FAQ
Frequently asked questions
Clear answers about wallet credit, usage, subscriptions, and how Tycoon charges for work.
What is an autonomous business?
An autonomous business is a business where execution runs without the founder in the loop for most decisions. A team of AI employees with judgment and coordination handles marketing, sales, product, ops, and support continuously. The founder sets direction and owns the customer, not the work.
How is an autonomous business different from automation?
Automation follows fixed scripts. An autonomous business has AI employees that read context, make judgment calls, coordinate with each other through a CEO layer, and escalate when they reach their autonomy boundary. Automation gives you 2-3x leverage. Autonomous businesses give you 10-100x because they work 24/7 across multiple workstreams without human coordination.
What are the stages of building an autonomous business?

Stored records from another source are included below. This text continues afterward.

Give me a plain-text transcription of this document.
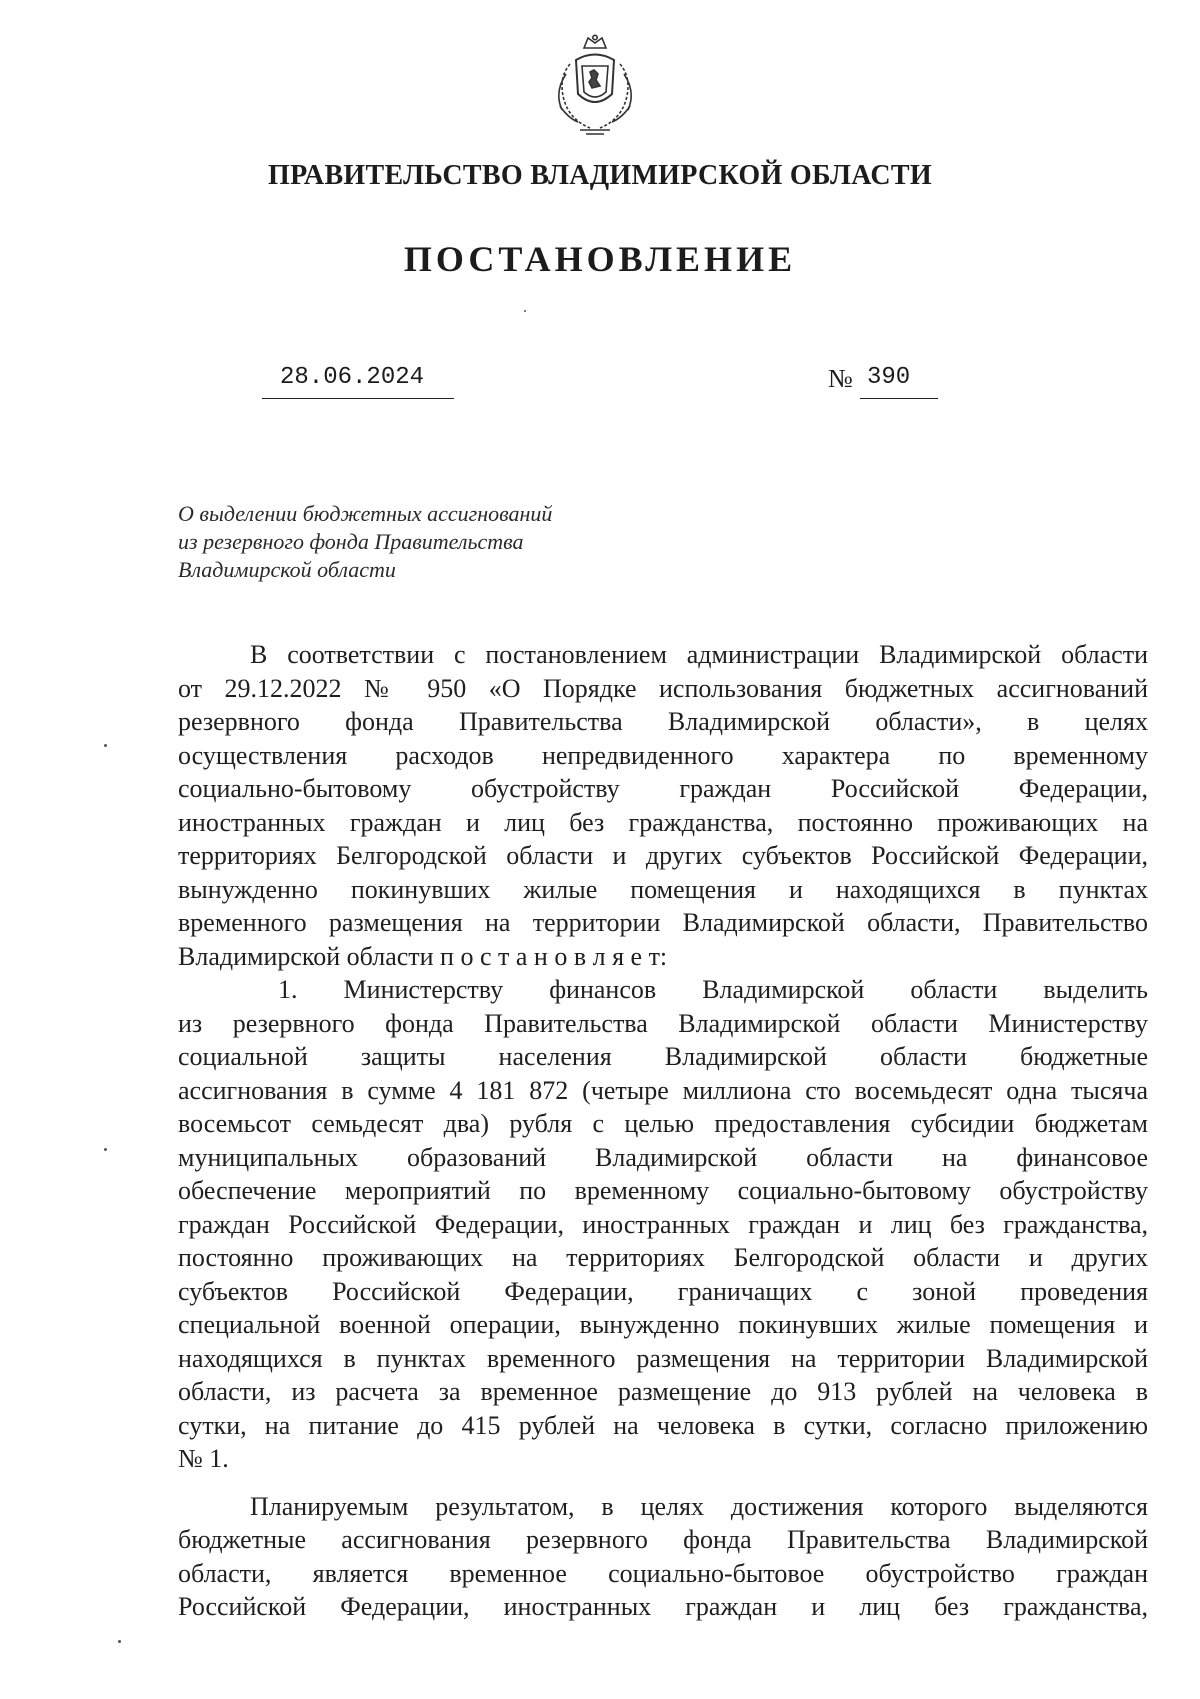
ПРАВИТЕЛЬСТВО ВЛАДИМИРСКОЙ ОБЛАСТИ
ПОСТАНОВЛЕНИЕ
28.06.2024	№ 390
О выделении бюджетных ассигнований
из резервного фонда Правительства
Владимирской области
В соответствии с постановлением администрации Владимирской области
от 29.12.2022 № 950 «О Порядке использования бюджетных ассигнований
резервного фонда Правительства Владимирской области», в целях
осуществления расходов непредвиденного характера по временному
социально-бытовому обустройству граждан Российской Федерации,
иностранных граждан и лиц без гражданства, постоянно проживающих на
территориях Белгородской области и других субъектов Российской Федерации,
вынужденно покинувших жилые помещения и находящихся в пунктах
временного размещения на территории Владимирской области, Правительство
Владимирской области п о с т а н о в л я е т:
1. Министерству финансов Владимирской области выделить
из резервного фонда Правительства Владимирской области Министерству
социальной защиты населения Владимирской области бюджетные
ассигнования в сумме 4 181 872 (четыре миллиона сто восемьдесят одна тысяча
восемьсот семьдесят два) рубля с целью предоставления субсидии бюджетам
муниципальных образований Владимирской области на финансовое
обеспечение мероприятий по временному социально-бытовому обустройству
граждан Российской Федерации, иностранных граждан и лиц без гражданства,
постоянно проживающих на территориях Белгородской области и других
субъектов Российской Федерации, граничащих с зоной проведения
специальной военной операции, вынужденно покинувших жилые помещения и
находящихся в пунктах временного размещения на территории Владимирской
области, из расчета за временное размещение до 913 рублей на человека в
сутки, на питание до 415 рублей на человека в сутки, согласно приложению
№ 1.
Планируемым результатом, в целях достижения которого выделяются
бюджетные ассигнования резервного фонда Правительства Владимирской
области, является временное социально-бытовое обустройство граждан
Российской Федерации, иностранных граждан и лиц без гражданства,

Most founders progress through a 5-level maturity model: Manual → Augmented → Delegated → Coordinated → Autonomous → Self-running. The key transition is from level 2 to 3 — when you stop assigning individual tasks and start directing a CEO who delegates. Most serious one-person companies operate at level 3-4.

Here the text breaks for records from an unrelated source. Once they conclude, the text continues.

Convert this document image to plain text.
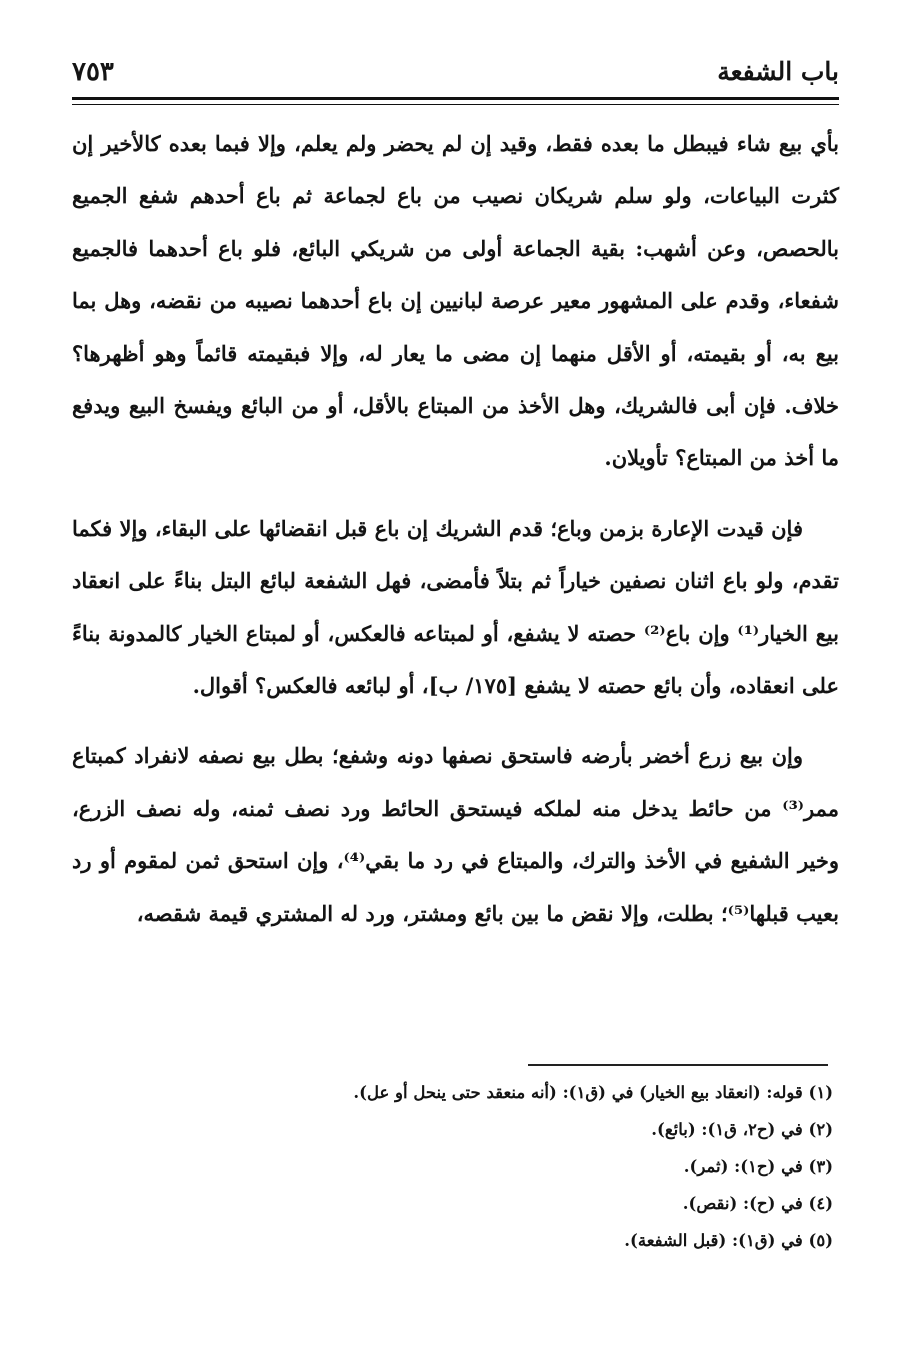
باب الشفعة
٧٥٣

بأي بيع شاء فيبطل ما بعده فقط، وقيد إن لم يحضر ولم يعلم، وإلا فبما بعده كالأخير إن كثرت البياعات، ولو سلم شريكان نصيب من باع لجماعة ثم باع أحدهم شفع الجميع بالحصص، وعن أشهب: بقية الجماعة أولى من شريكي البائع، فلو باع أحدهما فالجميع شفعاء، وقدم على المشهور معير عرصة لبانيين إن باع أحدهما نصيبه من نقضه، وهل بما بيع به، أو بقيمته، أو الأقل منهما إن مضى ما يعار له، وإلا فبقيمته قائماً وهو أظهرها؟ خلاف. فإن أبى فالشريك، وهل الأخذ من المبتاع بالأقل، أو من البائع ويفسخ البيع ويدفع ما أخذ من المبتاع؟ تأويلان.

فإن قيدت الإعارة بزمن وباع؛ قدم الشريك إن باع قبل انقضائها على البقاء، وإلا فكما تقدم، ولو باع اثنان نصفين خياراً ثم بتلاً فأمضى، فهل الشفعة لبائع البتل بناءً على انعقاد بيع الخيار⁽¹⁾ وإن باع⁽²⁾ حصته لا يشفع، أو لمبتاعه فالعكس، أو لمبتاع الخيار كالمدونة بناءً على انعقاده، وأن بائع حصته لا يشفع [١٧٥/ ب]، أو لبائعه فالعكس؟ أقوال.

وإن بيع زرع أخضر بأرضه فاستحق نصفها دونه وشفع؛ بطل بيع نصفه لانفراد كمبتاع ممر⁽³⁾ من حائط يدخل منه لملكه فيستحق الحائط ورد نصف ثمنه، وله نصف الزرع، وخير الشفيع في الأخذ والترك، والمبتاع في رد ما بقي⁽⁴⁾، وإن استحق ثمن لمقوم أو رد بعيب قبلها⁽⁵⁾؛ بطلت، وإلا نقض ما بين بائع ومشتر، ورد له المشتري قيمة شقصه،

(١) قوله: (انعقاد بيع الخيار) في (ق١): (أنه منعقد حتى ينحل أو عل).
(٢) في (ح٢، ق١): (بائع).
(٣) في (ح١): (ثمر).
(٤) في (ح): (نقص).
(٥) في (ق١): (قبل الشفعة).
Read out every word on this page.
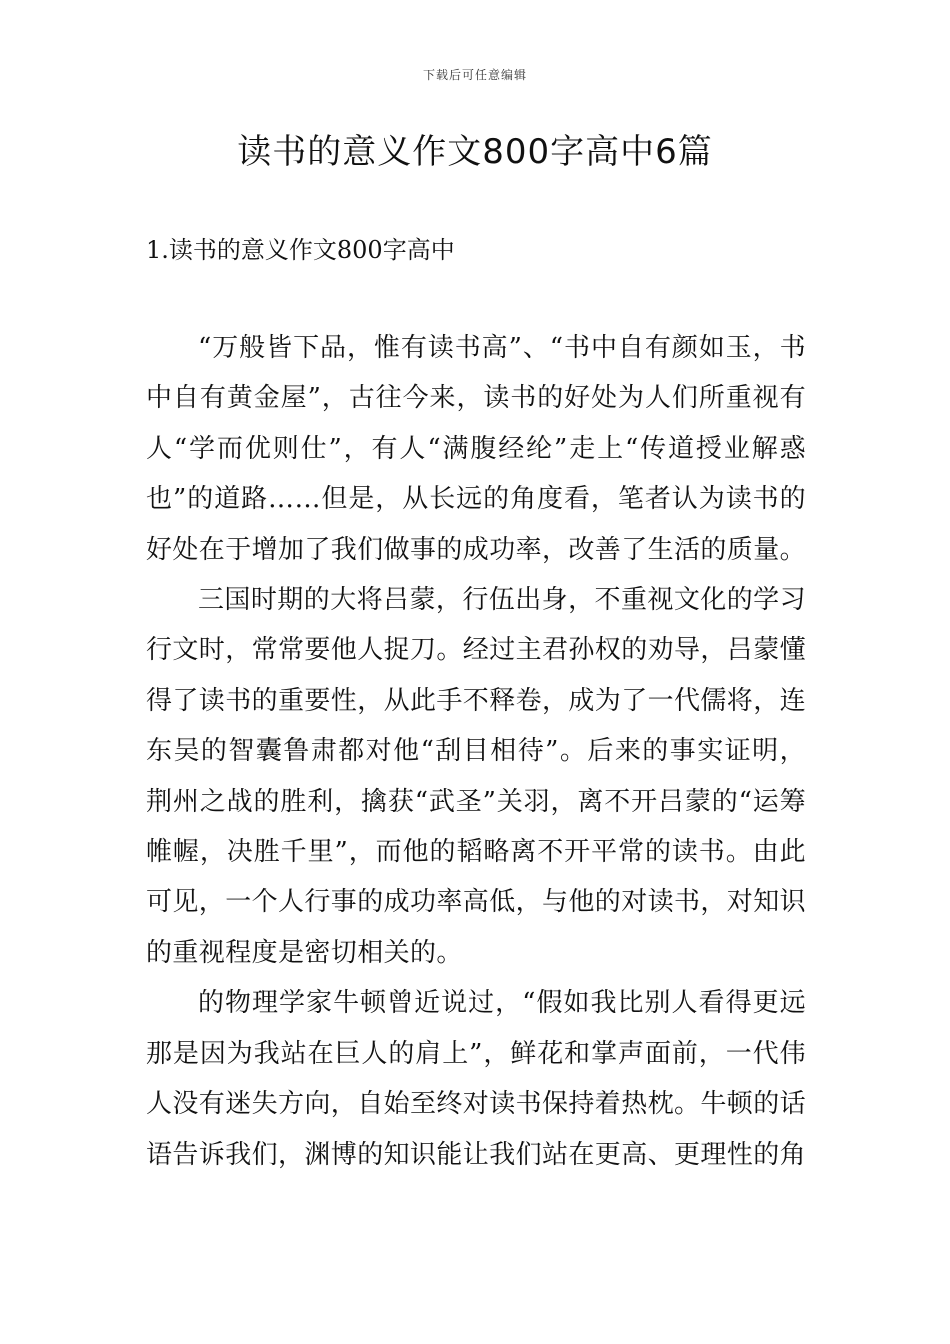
下载后可任意编辑
读书的意义作文800字高中6篇
1.读书的意义作文800字高中

“万般皆下品，惟有读书高”、“书中自有颜如玉，书中自有黄金屋”，古往今来，读书的好处为人们所重视有人“学而优则仕”，有人“满腹经纶”走上“传道授业解惑也”的道路……但是，从长远的角度看，笔者认为读书的好处在于增加了我们做事的成功率，改善了生活的质量。

三国时期的大将吕蒙，行伍出身，不重视文化的学习行文时，常常要他人捉刀。经过主君孙权的劝导，吕蒙懂得了读书的重要性，从此手不释卷，成为了一代儒将，连东吴的智囊鲁肃都对他“刮目相待”。后来的事实证明，荆州之战的胜利，擒获“武圣”关羽，离不开吕蒙的“运筹帷幄，决胜千里”，而他的韬略离不开平常的读书。由此可见，一个人行事的成功率高低，与他的对读书，对知识的重视程度是密切相关的。

的物理学家牛顿曾近说过，“假如我比别人看得更远那是因为我站在巨人的肩上”，鲜花和掌声面前，一代伟人没有迷失方向，自始至终对读书保持着热枕。牛顿的话语告诉我们，渊博的知识能让我们站在更高、更理性的角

Who is accountable when an AI employee makes a mistake?
You are, because you set the autonomy boundaries. Mature autonomous business platforms handle this with three controls: explicit scope per role, escalation on high-risk actions (money, legal, external publishing), and decision logs for audit. Autonomy doesn't mean invisibility — it means directed trust.
Which businesses can actually autonomize in 2026?
Knowledge-work businesses where patterns are rich and action spaces are bounded: content operations, SEO, newsletters, SaaS support, ecommerce ops, research-heavy consulting, info-products. Physical operations still need humans. Highly regulated domains are possible (see Medvi in telehealth) with careful structure.